“It doesn’t matter to me what you have done, only what you do now.”
“But I'm a criminal!”
“You were a criminal. And what you did, you did to survive.”
“It was still wrong, George, and you can’t just erase it. Even with all the goodwill in the world.” She may have lost her need for restraint, but she had to make him understand. Why did he insist on minimizing her past?
“And there are people who will always hold that against you.” He shook his head. “We all make mistakes. And these people? They have no higher morals than anyone else. Their depravity only looks different from their point of view. But rather than do it for survival, they do it for greed.”

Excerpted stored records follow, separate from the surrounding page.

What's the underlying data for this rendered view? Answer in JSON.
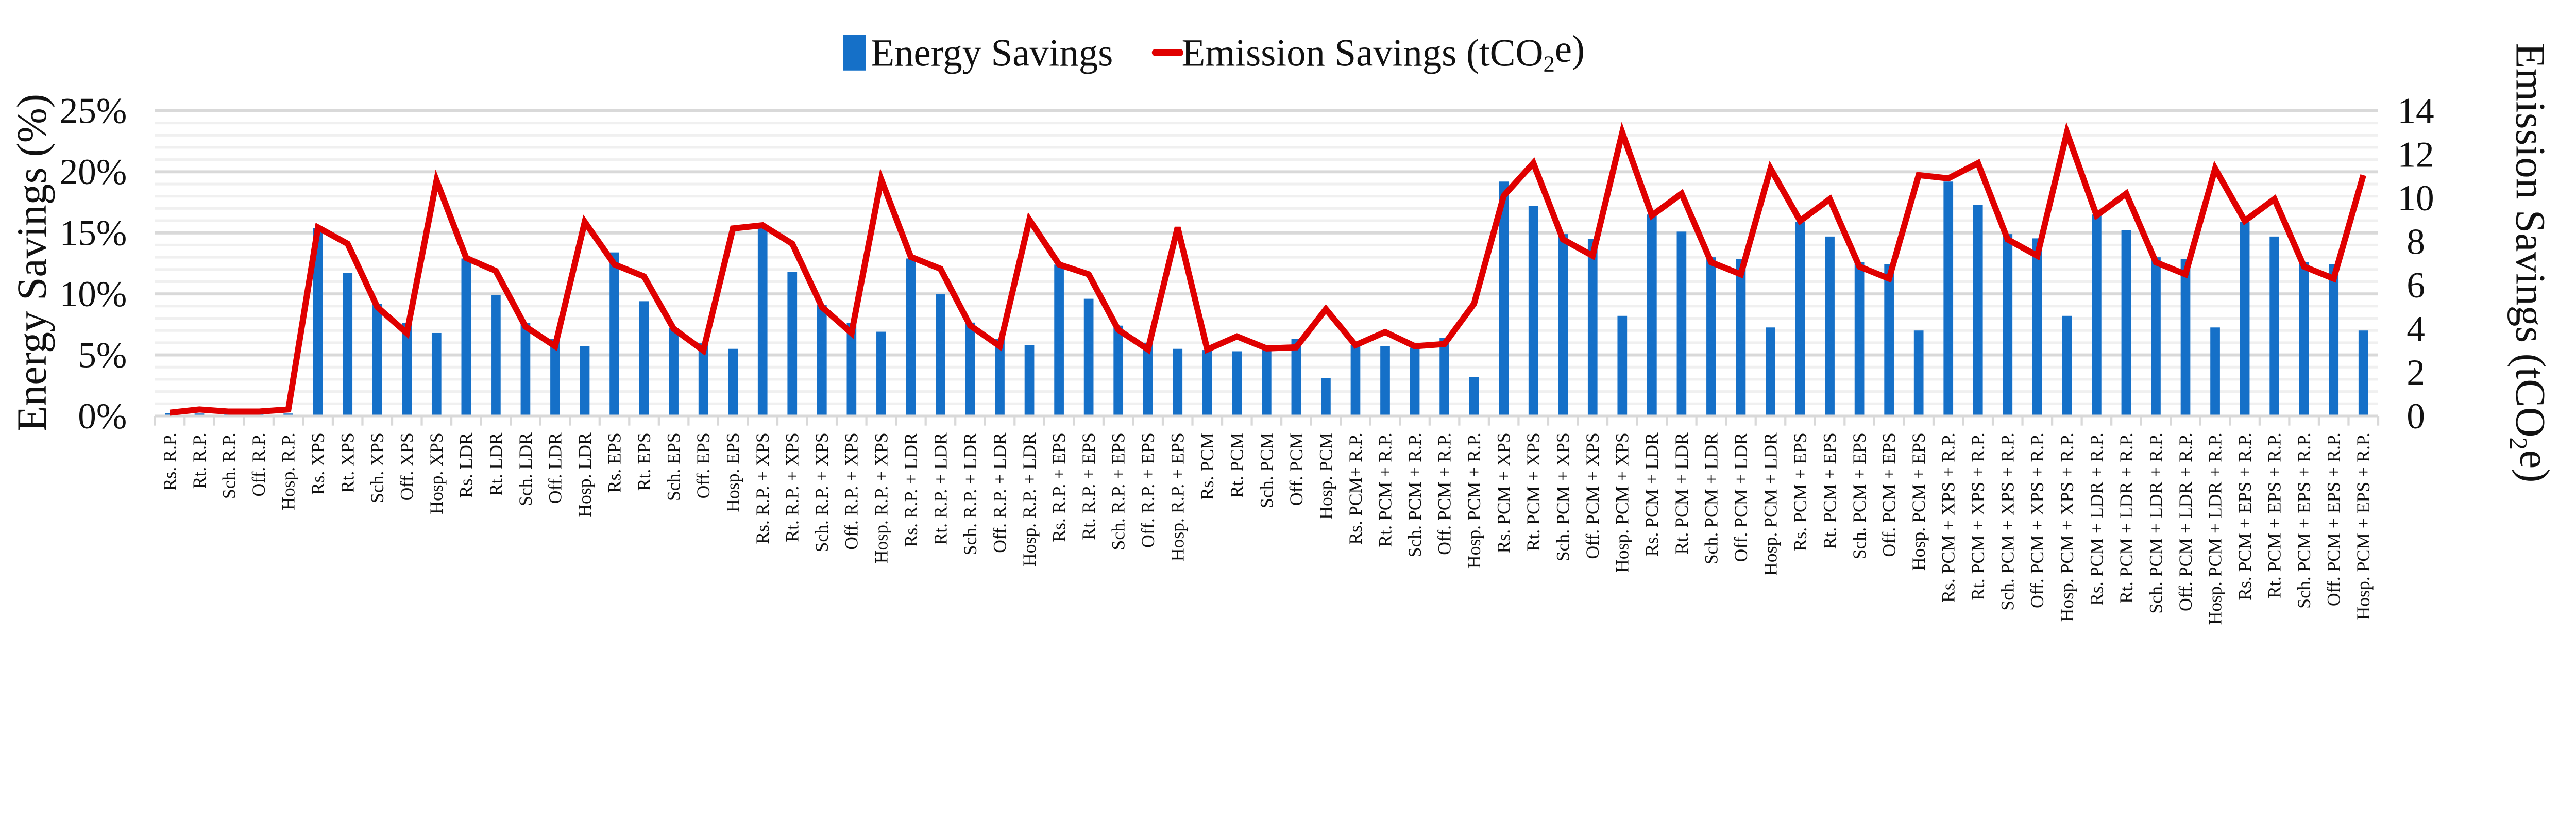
{
  "chart_data": {
    "type": "bar+line",
    "title": "",
    "legend": {
      "position": "top-center",
      "entries": [
        "Energy Savings",
        "Emission Savings (tCO2e)"
      ]
    },
    "ylabel": "Energy Savings (%)",
    "y2label": "Emission Savings (tCO2e)",
    "ylim": [
      0,
      25
    ],
    "y2lim": [
      0,
      14
    ],
    "yticks": [
      "0%",
      "5%",
      "10%",
      "15%",
      "20%",
      "25%"
    ],
    "y2ticks": [
      "0",
      "2",
      "4",
      "6",
      "8",
      "10",
      "12",
      "14"
    ],
    "grid": "horizontal major and minor",
    "colors": {
      "bar": "#1570C8",
      "line": "#E00000",
      "grid_major": "#D9D9D9",
      "grid_minor": "#F0F0F0"
    },
    "categories": [
      "Rs. R.P.",
      "Rt. R.P.",
      "Sch. R.P.",
      "Off. R.P.",
      "Hosp. R.P.",
      "Rs. XPS",
      "Rt. XPS",
      "Sch. XPS",
      "Off. XPS",
      "Hosp. XPS",
      "Rs. LDR",
      "Rt. LDR",
      "Sch. LDR",
      "Off. LDR",
      "Hosp. LDR",
      "Rs. EPS",
      "Rt. EPS",
      "Sch. EPS",
      "Off. EPS",
      "Hosp. EPS",
      "Rs. R.P. + XPS",
      "Rt. R.P. + XPS",
      "Sch. R.P. + XPS",
      "Off. R.P. + XPS",
      "Hosp. R.P. + XPS",
      "Rs. R.P. + LDR",
      "Rt. R.P. + LDR",
      "Sch. R.P. + LDR",
      "Off. R.P. + LDR",
      "Hosp. R.P. + LDR",
      "Rs. R.P. + EPS",
      "Rt. R.P. + EPS",
      "Sch. R.P. + EPS",
      "Off. R.P. + EPS",
      "Hosp. R.P. + EPS",
      "Rs. PCM",
      "Rt. PCM",
      "Sch. PCM",
      "Off. PCM",
      "Hosp. PCM",
      "Rs. PCM+ R.P.",
      "Rt. PCM + R.P.",
      "Sch. PCM + R.P.",
      "Off. PCM + R.P.",
      "Hosp. PCM + R.P.",
      "Rs. PCM + XPS",
      "Rt. PCM + XPS",
      "Sch. PCM + XPS",
      "Off. PCM + XPS",
      "Hosp. PCM + XPS",
      "Rs. PCM + LDR",
      "Rt. PCM + LDR",
      "Sch. PCM + LDR",
      "Off. PCM + LDR",
      "Hosp. PCM + LDR",
      "Rs. PCM + EPS",
      "Rt. PCM + EPS",
      "Sch. PCM + EPS",
      "Off. PCM + EPS",
      "Hosp. PCM + EPS",
      "Rs. PCM + XPS + R.P.",
      "Rt. PCM + XPS + R.P.",
      "Sch. PCM + XPS + R.P.",
      "Off. PCM + XPS + R.P.",
      "Hosp. PCM + XPS + R.P.",
      "Rs. PCM + LDR + R.P.",
      "Rt. PCM + LDR + R.P.",
      "Sch. PCM + LDR + R.P.",
      "Off. PCM + LDR + R.P.",
      "Hosp. PCM + LDR + R.P.",
      "Rs. PCM + EPS + R.P.",
      "Rt. PCM + EPS + R.P.",
      "Sch. PCM + EPS + R.P.",
      "Off. PCM + EPS + R.P.",
      "Hosp. PCM + EPS + R.P."
    ],
    "series": [
      {
        "name": "Energy Savings",
        "type": "bar",
        "axis": "left",
        "unit": "%",
        "values": [
          0.25,
          0.2,
          0.15,
          0.15,
          0.2,
          15.4,
          11.7,
          9.2,
          7.6,
          6.8,
          12.9,
          9.9,
          7.6,
          6.3,
          5.7,
          13.4,
          9.4,
          7.2,
          5.95,
          5.5,
          15.4,
          11.8,
          9.1,
          7.6,
          6.9,
          12.9,
          10.0,
          7.65,
          6.3,
          5.8,
          12.4,
          9.6,
          7.4,
          6.0,
          5.5,
          5.4,
          5.3,
          5.4,
          6.3,
          3.1,
          5.8,
          5.7,
          5.6,
          6.4,
          3.2,
          19.2,
          17.2,
          14.9,
          14.5,
          8.2,
          16.5,
          15.1,
          13.0,
          12.85,
          7.25,
          15.9,
          14.7,
          12.6,
          12.45,
          7.0,
          19.2,
          17.3,
          14.9,
          14.55,
          8.2,
          16.5,
          15.2,
          13.0,
          12.85,
          7.25,
          15.9,
          14.7,
          12.6,
          12.45,
          7.0
        ]
      },
      {
        "name": "Emission Savings (tCO2e)",
        "type": "line",
        "axis": "right",
        "unit": "tCO2e",
        "values": [
          0.15,
          0.3,
          0.2,
          0.2,
          0.3,
          8.65,
          7.9,
          5.0,
          3.8,
          10.8,
          7.25,
          6.65,
          4.1,
          3.2,
          8.9,
          6.95,
          6.4,
          4.0,
          3.0,
          8.6,
          8.75,
          7.9,
          5.0,
          3.8,
          10.85,
          7.3,
          6.75,
          4.15,
          3.2,
          9.0,
          6.95,
          6.5,
          3.95,
          3.05,
          8.65,
          3.05,
          3.65,
          3.1,
          3.15,
          4.9,
          3.25,
          3.85,
          3.2,
          3.3,
          5.15,
          10.1,
          11.6,
          8.1,
          7.35,
          13.0,
          9.2,
          10.2,
          7.05,
          6.5,
          11.35,
          8.95,
          9.95,
          6.85,
          6.3,
          11.05,
          10.9,
          11.6,
          8.1,
          7.35,
          13.0,
          9.2,
          10.2,
          7.05,
          6.5,
          11.35,
          8.95,
          9.95,
          6.85,
          6.3,
          11.05
        ]
      }
    ]
  }
}
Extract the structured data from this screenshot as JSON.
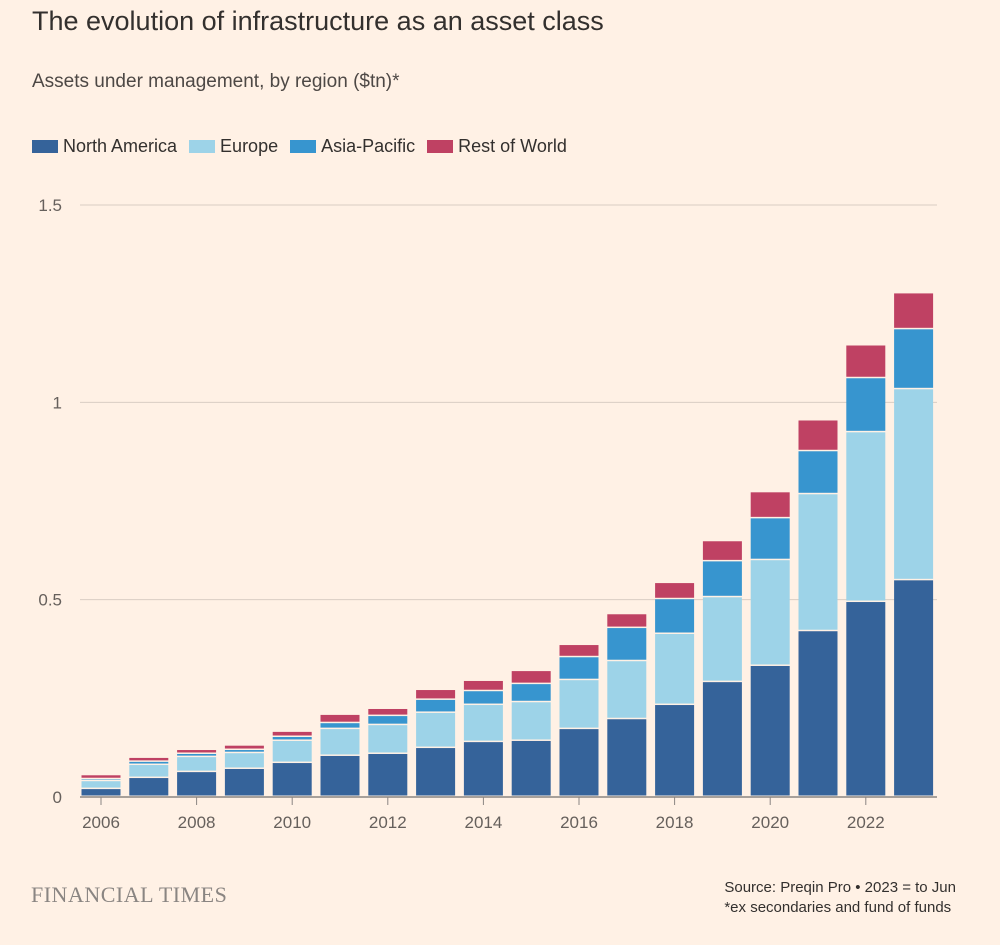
{
  "title": "The evolution of infrastructure as an asset class",
  "subtitle": "Assets under management, by region ($tn)*",
  "footer": {
    "brand": "FINANCIAL TIMES",
    "source": "Source: Preqin Pro • 2023 = to Jun",
    "note": "*ex secondaries and fund of funds"
  },
  "chart_data": {
    "type": "bar",
    "stacked": true,
    "title": "The evolution of infrastructure as an asset class",
    "ylabel": "Assets under management ($tn)",
    "xlabel": "",
    "ylim": [
      0,
      1.5
    ],
    "yticks": [
      {
        "v": 0,
        "label": "0"
      },
      {
        "v": 0.5,
        "label": "0.5"
      },
      {
        "v": 1,
        "label": "1"
      },
      {
        "v": 1.5,
        "label": "1.5"
      }
    ],
    "categories": [
      "2006",
      "2007",
      "2008",
      "2009",
      "2010",
      "2011",
      "2012",
      "2013",
      "2014",
      "2015",
      "2016",
      "2017",
      "2018",
      "2019",
      "2020",
      "2021",
      "2022",
      "2023"
    ],
    "xtick_labels": [
      "2006",
      "2008",
      "2010",
      "2012",
      "2014",
      "2016",
      "2018",
      "2020",
      "2022"
    ],
    "grid": true,
    "legend_position": "top-left",
    "series": [
      {
        "name": "North America",
        "color": "#35639a",
        "values": [
          0.02,
          0.048,
          0.063,
          0.071,
          0.086,
          0.104,
          0.109,
          0.124,
          0.139,
          0.142,
          0.172,
          0.197,
          0.233,
          0.291,
          0.332,
          0.42,
          0.494,
          0.549
        ]
      },
      {
        "name": "Europe",
        "color": "#9dd3e8",
        "values": [
          0.02,
          0.033,
          0.038,
          0.04,
          0.056,
          0.068,
          0.073,
          0.089,
          0.094,
          0.098,
          0.124,
          0.147,
          0.18,
          0.215,
          0.268,
          0.347,
          0.43,
          0.484
        ]
      },
      {
        "name": "Asia-Pacific",
        "color": "#3795cf",
        "values": [
          0.005,
          0.008,
          0.008,
          0.008,
          0.01,
          0.015,
          0.023,
          0.033,
          0.035,
          0.046,
          0.058,
          0.084,
          0.088,
          0.091,
          0.106,
          0.109,
          0.137,
          0.152
        ]
      },
      {
        "name": "Rest of World",
        "color": "#bf4163",
        "values": [
          0.01,
          0.01,
          0.01,
          0.011,
          0.013,
          0.021,
          0.018,
          0.025,
          0.026,
          0.033,
          0.031,
          0.035,
          0.041,
          0.051,
          0.066,
          0.078,
          0.083,
          0.091
        ]
      }
    ]
  }
}
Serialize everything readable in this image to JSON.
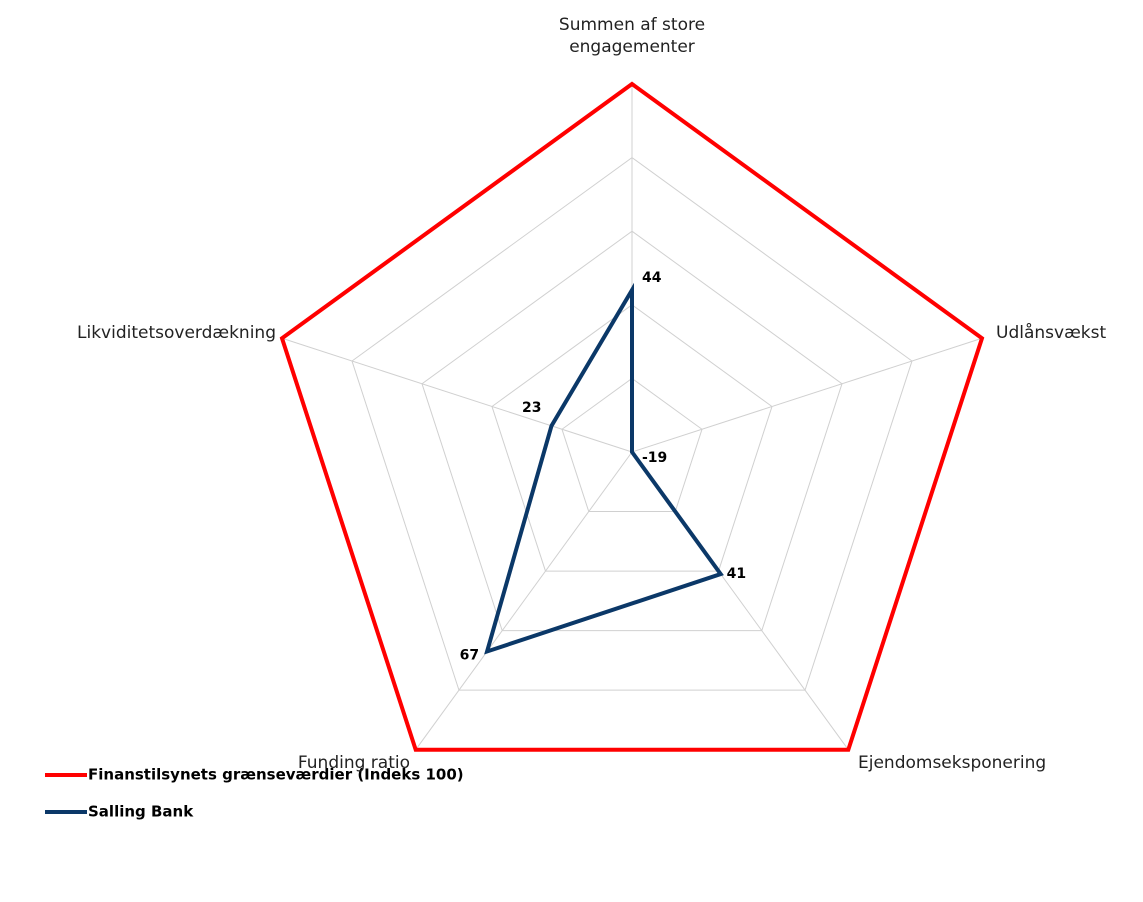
{
  "chart_data": {
    "type": "radar",
    "categories": [
      "Summen af store engagementer",
      "Udlånsvækst",
      "Ejendomseksponering",
      "Funding ratio",
      "Likviditetsoverdækning"
    ],
    "rlim": [
      0,
      100
    ],
    "rticks": [
      0,
      20,
      40,
      60,
      80,
      100
    ],
    "grid": true,
    "series": [
      {
        "name": "Finanstilsynets grænseværdier (Indeks 100)",
        "color": "#ff0000",
        "values": [
          100,
          100,
          100,
          100,
          100
        ]
      },
      {
        "name": "Salling Bank",
        "color": "#0b3868",
        "values": [
          44,
          -19,
          41,
          67,
          23
        ],
        "data_labels": true
      }
    ],
    "legend": "bottom-left"
  }
}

It’s just like humans to create a man-made measure of depravity, isn’t it? A sliding scale that differentiates motivation based on so many factors: social acceptance, race, religion, and wealth, among others. Even the Bible says that “people do not despise a thief if he steals to satisfy his appetite when he is hungry, but if he is caught, he will pay sevenfold…” (Proverbs 6:30-32, ESV) We like to manufacture our own standards and force others to abide by them. This creates a slippery slope of enablement through the use of wealth and power to alter the status quo at the whim of those privileged enough to be considered the elite. Whether the “elite” is leadership, influencers, or society, it doesn’t matter; someone dictates change and the rest follow.
Meenah is forced into a society that will judge her rather than seek to understand her need to survive. They don’t necessarily judge her for past criminal activity, but for her sudden and unprecedented entrance into a setting where she does not belong. This is not the status quo. Criminals do not get a free pass into high society, and respectable men do not marry so low when there is an abundance of qualified brides at their disposal. It is simply that way, and so it must remain until someone highly esteemed deems otherwise and garners enough followers to enact a change.
Going back to the verse in Proverbs, we see that the punishment is the same for every human being - or at least it should be. This means God puts us all on the same level, which is confirmed in Acts when Peter tells us that God shows no partiality. In fact, He extends the same grace to everyone, a free pass out of sin (to which we are all predisposed) and into freedom. So, why do we not accept that we are all equals in God’s eyes, simply walking different paths on the earth, serving different purposes, until our return home?
This freedom is something George hopes to show Meenah, having encountered it himself. And though he wishes he could show it to everyone, he sees in her a heart not yet wholly calloused by the pain of her past, and it gives him hope - hope that she can take his legacy and multiply it to the people he was unable to reach. And if it just so happens that they find a deeper, truer sense of love along the way, so be it.